Matin dans une grande ville, 1944 (titre d’un tableau)

Texte 27 ≈ Sortir du vide ≈ journal vrai/faux de Sophie Poirier ≈ « Quelquefois je veux tout faire en même temps, alors je pose une chose, j’attrape un truc, je prépare, je viens dans un sens (…)

Quelquefois je veux tout faire en même temps, alors je pose une chose, j’attrape un truc, je prépare, je viens dans un sens, je regarde la pièce toute entière, je repose, je vais m’assoir pour écrire.
Et j’entends au loin l’eau qui déborde de la bouilloire…

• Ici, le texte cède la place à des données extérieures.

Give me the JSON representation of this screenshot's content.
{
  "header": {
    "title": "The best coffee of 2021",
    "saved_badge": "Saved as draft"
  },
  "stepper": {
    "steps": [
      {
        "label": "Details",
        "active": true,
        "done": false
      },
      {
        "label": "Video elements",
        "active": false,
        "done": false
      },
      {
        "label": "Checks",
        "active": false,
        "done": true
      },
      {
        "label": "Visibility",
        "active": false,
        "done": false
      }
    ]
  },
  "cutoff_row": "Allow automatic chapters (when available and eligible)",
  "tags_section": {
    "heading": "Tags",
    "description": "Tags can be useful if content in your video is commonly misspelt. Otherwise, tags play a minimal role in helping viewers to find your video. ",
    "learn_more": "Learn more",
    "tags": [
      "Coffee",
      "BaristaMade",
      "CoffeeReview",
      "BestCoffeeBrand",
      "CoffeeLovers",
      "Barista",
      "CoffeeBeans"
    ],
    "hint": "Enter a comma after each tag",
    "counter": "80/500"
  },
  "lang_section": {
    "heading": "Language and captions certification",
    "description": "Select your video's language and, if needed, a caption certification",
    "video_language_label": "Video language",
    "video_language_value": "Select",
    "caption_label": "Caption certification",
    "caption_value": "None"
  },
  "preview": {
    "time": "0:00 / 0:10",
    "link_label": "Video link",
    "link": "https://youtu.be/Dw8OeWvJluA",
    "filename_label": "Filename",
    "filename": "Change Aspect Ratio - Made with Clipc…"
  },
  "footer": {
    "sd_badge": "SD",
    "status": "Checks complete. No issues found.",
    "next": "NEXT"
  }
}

Je suis sûre que bientôt des gens vont s’agacer de l’omniprésence d’Edward Hopper. Il y a systématiquement des gens qui s’agacent des bonheurs partagés par le plus grand nombre.
On est toujours le snob de quelqu’un.

Il y a la pluie et Dominique Blanc à la radio qui lit Verlaine – que je préfère à Rimbaud. Pourtant ça n’est pas par snobisme que j’écris cela.

Il a été question ces derniers jours d’une vie qui ne laisserait pas tranquille. Ça serait mieux.
Voilà qu’on arrive à des vides et des montagnes, des bosses ou des calmes, trop plats.
Mélangez.
C’est fatigant parfois de ne pas comprendre pourquoi c’est foutu comme ça.
Et puis de temps en temps : des grands fous rires.

Voilà ! Maintenant, je me brûle en buvant mon thé. Forcément.